Тихонечко постучав, в дверь заглянула девушка.

- Извините, у вас все нормально? – спросила она и, не дожидаясь ответа, сообщила: – Через двадцать минут начинаем.

- Девушка, принесите, пожалуйста, чаю. - Конкин, похоже, не обратил внимания на то, что до начала торжественного мероприятия оставалось всего-ничего.

Девушка, у которой, по всей вероятности, было предостаточно забот, несколько смутилась, не зная, как отказать такой известной личности. Как опытный культуртрегер, постоянно сталкивающийся с организационными проблемами, я решил облегчить ее участь.

- Спасибо. Не беспокойтесь, у нас все есть.

У Владимира вытянулось лицо, и брови удивленно поползли вверх. Какое-то «никто» посмело отменить его  указание! Однако когда я вынул из чемодана бутылку «Алиготе»,  приличный ломоть колбасы и пару свежих, в пупырышках огурцов, брови известного актера опустились на место.

- Это где же такое добро еще сохранилось?

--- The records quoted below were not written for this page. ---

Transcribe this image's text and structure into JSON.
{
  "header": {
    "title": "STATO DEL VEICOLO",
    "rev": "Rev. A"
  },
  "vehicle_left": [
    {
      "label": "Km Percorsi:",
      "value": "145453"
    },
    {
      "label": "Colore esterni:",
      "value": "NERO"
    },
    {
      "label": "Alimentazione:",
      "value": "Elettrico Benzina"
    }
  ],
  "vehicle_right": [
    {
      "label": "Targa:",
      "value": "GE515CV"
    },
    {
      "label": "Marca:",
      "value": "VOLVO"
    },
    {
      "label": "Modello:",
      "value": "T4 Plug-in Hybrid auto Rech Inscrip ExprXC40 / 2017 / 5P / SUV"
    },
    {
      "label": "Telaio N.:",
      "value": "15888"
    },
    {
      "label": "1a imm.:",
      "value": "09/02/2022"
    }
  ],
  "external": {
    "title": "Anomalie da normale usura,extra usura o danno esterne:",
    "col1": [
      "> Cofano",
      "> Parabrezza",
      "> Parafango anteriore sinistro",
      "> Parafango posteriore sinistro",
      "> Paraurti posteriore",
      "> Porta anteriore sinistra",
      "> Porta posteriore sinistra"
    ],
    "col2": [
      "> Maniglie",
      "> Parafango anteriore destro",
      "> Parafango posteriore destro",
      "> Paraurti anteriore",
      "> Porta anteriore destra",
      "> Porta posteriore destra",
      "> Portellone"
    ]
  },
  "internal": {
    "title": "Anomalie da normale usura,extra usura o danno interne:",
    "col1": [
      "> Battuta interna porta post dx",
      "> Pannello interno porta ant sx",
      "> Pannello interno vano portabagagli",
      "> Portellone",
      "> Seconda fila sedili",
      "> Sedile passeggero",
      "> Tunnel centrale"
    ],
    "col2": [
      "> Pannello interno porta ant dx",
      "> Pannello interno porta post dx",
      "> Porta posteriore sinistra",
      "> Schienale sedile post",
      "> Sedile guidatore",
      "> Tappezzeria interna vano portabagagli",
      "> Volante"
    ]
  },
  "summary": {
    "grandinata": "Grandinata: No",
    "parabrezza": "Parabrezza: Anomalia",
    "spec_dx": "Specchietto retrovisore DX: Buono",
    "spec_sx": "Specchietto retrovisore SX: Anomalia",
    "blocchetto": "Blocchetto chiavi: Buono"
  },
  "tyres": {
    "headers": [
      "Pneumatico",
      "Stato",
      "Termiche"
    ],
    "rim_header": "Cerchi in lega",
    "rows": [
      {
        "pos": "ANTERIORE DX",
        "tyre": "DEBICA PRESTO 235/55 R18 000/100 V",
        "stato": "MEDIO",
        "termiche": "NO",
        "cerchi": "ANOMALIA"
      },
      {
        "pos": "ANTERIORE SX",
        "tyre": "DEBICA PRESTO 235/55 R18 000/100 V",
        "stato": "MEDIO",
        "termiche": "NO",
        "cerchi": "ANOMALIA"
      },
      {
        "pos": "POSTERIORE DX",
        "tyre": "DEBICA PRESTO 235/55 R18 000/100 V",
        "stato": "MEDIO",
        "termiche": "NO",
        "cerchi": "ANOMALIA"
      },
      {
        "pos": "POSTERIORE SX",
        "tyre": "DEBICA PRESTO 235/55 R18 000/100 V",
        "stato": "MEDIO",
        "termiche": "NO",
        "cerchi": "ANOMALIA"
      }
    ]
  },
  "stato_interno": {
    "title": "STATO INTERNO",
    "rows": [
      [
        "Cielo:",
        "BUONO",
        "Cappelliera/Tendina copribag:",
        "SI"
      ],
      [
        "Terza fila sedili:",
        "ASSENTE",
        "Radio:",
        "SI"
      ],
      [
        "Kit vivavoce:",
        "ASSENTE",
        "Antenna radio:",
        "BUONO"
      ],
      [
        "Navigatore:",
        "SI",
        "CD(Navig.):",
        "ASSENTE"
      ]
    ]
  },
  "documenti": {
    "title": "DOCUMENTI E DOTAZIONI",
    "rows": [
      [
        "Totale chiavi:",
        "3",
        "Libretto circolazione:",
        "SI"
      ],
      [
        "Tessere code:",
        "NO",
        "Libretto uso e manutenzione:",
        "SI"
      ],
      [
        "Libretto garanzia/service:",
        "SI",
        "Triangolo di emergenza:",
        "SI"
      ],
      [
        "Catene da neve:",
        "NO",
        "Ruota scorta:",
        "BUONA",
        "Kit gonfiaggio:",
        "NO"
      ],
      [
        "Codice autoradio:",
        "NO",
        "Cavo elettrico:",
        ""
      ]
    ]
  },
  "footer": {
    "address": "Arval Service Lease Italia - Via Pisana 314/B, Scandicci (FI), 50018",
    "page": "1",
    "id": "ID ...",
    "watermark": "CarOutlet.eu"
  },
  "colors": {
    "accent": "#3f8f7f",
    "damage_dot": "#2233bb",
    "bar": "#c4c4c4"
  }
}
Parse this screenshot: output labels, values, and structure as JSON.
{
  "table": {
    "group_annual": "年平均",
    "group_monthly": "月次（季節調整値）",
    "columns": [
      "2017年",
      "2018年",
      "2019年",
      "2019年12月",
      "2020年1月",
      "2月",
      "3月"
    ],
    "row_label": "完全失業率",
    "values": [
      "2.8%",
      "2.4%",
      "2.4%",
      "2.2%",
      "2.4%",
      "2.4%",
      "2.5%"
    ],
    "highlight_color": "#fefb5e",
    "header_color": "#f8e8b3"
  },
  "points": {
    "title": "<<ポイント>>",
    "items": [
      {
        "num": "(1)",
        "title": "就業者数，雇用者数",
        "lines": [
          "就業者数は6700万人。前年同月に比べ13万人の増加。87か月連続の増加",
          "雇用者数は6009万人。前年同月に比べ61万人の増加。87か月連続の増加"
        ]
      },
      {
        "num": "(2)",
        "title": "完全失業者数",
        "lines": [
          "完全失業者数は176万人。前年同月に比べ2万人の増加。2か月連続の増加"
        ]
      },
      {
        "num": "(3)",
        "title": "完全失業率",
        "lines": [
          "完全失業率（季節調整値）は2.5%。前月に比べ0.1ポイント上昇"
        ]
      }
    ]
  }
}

В то время, когда полки во всех универсамах страны были заполнены бесконечными рядами трехлитровых банок с березовым соком, этот вопрос был совершенно естественным.

- В Молдавии.

И все!.. С этой минуты для Владимира Конкина я обрел имя собственное или, если хотите, кличку. Когда возникала необходимость привлечь внимание или позвать меня, кумир миллионов не давал  себе труда   вспомнить  мое имя, а просто кричал:

- Молдавия, иди сюда, здесь есть место!

Через полчаса юбилейный вечер стартовал. Официальная часть  ничем не отличалась бы от торжественного открытия новой бензоколонки, если бы не сиятельный выход Аллы Ларионовой.  Что за колдовство вершилось в ее гримуборной, мне неведомо, но когда все гости вышли на сцену, зритель не мог оторвать глаз от блистательной  блондинки в красном брючном костюме, в которую превратилась шестидесятилетняя старушка, прибывшая из Москвы. Да, это была ОНА! Исполнительница главной роли в фильме «Анна на шее» и еще тридцати шести киноролей, жена Николая Рыбникова, одна из красивейших женщин планеты – Алла Ларионова.

В юбилейный вечер в театре Самэда Вургуна давали  «Закат» Бабеля. Сказать, что постановка была потрясающей, было бы недостаточно. Как очевидец я могу утверждать, а при необходимости и поклясться на Библии, что такого Бабеля и его «Заката», кроме бакинцев, не видел никто и никогда! Бедный Исаак Эммануилович, гордость Одессы, даже не догадывался, какую сногсшибательную комедию он написал! Подробности быта еврейской (заметьте - одесской!) семьи в исполнении азербайджанцев превзошли все ожидания!

Актеры пыжились изо всех сил, чтобы продемонстрировать «понимание» одесского юмора. Зритель, в свою очередь, даже не пытался вникнуть в суть происходящего. Зато в сцене, когда жена Менделя Крика Нахама нагнулась к постели, стоящей вдоль задника, и в течение пяти минут, демонстрируя свой роскошный тыл, взбивала подушки, зрительный зал стонал, как от зубной боли, единодушно  признав эпизод центральной сценой спектакля.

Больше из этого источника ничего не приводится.